This isn’t new news – just bits that I couldn’t post because of Apple’s NDA on the technologies behind the iPhone. I wrote the results a little while ago – but I wanted to put something up here for Google to find and help out other folks in case they run into the same issue.
When a distribution binary is created, it gets signed with provisioning profile that has some specific certificates embedded within it. The whole kit gets cryptographically signed, and that signature gets embedded within the application bundle. Buried inside your application, there *should* be a file named embedded.mobileprovision
. The file is a serialize plist with a bunch of certificate and signature information embedded within it. If your build settings are incorrect or otherwise screwed up (which was happening in my case), the signature process simply doesn’t create this file. The AppStore won’t even accept a binary without this file inside it and with the appropriate signatures.
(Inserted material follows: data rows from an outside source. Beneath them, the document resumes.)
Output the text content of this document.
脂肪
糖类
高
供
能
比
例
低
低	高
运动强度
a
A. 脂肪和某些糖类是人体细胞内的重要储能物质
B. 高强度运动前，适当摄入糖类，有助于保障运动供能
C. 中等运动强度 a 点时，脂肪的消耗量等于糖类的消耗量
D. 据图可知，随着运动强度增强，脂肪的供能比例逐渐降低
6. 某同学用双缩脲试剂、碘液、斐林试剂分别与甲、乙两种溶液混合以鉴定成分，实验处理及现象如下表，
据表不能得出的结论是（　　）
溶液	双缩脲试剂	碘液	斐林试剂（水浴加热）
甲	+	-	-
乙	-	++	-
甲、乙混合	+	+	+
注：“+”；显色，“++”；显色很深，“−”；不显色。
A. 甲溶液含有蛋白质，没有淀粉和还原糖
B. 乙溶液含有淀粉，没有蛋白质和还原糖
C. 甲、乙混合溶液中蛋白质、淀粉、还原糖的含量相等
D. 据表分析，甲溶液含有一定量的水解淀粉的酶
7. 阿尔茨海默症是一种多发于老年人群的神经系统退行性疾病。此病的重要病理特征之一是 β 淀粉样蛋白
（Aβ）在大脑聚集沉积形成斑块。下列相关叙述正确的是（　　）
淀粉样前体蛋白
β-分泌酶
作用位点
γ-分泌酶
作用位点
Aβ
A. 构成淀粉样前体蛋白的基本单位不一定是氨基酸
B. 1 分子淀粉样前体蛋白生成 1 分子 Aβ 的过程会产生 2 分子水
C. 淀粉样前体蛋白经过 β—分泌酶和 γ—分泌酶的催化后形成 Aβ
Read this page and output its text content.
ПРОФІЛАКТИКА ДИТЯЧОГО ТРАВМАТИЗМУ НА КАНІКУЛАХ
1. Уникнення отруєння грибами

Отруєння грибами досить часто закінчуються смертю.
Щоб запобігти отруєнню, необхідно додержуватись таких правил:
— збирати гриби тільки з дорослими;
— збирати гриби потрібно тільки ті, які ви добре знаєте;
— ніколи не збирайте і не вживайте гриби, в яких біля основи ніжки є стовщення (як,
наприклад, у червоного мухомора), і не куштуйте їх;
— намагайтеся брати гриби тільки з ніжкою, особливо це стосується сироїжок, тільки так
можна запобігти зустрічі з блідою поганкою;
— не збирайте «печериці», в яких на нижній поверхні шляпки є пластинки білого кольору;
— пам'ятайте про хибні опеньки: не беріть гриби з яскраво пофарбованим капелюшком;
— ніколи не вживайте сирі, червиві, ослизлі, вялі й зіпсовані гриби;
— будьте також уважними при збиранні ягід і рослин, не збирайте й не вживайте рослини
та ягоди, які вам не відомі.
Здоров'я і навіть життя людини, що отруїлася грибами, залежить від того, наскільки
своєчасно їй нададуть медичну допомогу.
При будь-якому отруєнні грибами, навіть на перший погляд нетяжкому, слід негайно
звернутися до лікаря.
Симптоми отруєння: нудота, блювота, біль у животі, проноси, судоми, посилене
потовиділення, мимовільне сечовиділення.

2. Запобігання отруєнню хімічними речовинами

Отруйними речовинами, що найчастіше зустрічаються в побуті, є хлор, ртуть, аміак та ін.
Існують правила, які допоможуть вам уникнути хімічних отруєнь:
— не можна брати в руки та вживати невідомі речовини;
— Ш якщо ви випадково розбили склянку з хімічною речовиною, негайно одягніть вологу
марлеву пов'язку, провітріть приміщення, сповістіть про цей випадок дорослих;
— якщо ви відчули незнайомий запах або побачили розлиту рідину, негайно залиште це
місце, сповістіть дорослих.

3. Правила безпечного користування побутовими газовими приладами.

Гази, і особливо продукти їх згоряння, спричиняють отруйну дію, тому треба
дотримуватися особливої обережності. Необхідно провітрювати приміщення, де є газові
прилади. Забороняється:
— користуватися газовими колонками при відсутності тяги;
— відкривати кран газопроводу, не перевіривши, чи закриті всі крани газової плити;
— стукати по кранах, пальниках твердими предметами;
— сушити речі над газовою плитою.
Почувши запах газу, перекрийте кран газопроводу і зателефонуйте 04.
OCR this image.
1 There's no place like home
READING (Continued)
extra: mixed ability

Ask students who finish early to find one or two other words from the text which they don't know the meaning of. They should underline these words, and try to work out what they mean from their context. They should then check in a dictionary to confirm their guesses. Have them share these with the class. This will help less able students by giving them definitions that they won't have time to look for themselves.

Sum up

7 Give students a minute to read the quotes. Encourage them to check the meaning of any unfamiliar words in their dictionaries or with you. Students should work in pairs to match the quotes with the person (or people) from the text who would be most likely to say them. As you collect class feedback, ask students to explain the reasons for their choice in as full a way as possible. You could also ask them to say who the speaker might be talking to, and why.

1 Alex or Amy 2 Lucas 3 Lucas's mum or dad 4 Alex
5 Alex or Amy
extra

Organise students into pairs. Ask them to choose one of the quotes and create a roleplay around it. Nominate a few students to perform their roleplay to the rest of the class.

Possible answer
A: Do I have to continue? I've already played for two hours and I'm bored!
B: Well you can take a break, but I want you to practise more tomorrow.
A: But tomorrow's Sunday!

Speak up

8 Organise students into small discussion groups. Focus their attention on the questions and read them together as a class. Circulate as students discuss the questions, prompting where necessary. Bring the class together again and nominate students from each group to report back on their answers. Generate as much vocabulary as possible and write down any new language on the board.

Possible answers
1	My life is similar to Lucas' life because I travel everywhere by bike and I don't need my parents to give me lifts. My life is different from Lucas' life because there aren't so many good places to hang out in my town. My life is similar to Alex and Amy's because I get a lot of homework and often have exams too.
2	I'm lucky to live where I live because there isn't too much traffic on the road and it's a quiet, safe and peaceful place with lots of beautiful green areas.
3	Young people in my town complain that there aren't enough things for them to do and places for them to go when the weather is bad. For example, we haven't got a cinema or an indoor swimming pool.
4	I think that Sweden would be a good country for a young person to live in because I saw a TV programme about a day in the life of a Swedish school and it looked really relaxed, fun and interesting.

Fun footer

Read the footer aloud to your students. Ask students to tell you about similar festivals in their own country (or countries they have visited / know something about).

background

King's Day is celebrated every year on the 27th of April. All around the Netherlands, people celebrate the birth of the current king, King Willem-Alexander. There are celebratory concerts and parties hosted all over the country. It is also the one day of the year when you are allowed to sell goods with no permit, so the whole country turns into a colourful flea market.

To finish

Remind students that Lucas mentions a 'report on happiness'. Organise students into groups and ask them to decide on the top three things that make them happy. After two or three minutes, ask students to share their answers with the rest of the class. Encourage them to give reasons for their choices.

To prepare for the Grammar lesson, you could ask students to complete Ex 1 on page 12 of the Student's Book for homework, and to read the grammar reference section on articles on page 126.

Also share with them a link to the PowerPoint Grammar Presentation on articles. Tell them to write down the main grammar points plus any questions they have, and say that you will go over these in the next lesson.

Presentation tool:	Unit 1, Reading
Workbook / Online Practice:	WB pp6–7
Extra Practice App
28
The specific problem was that I’d put in a target specific build setting some time in the past, and when I changed the project build settings according to the directions for distributing a binary, it was getting overwritten with the target specific settings that were incorrect. Instead of giving a warning or erring out when the provisioning file I was pointing to didn’t exist, it just continued on it’s merry way – the log looking for all the world like it was working just fine.
I’ve filed a bug against Xcode for it not warning about the incorrectly specified provisioning profile (radar 6095242).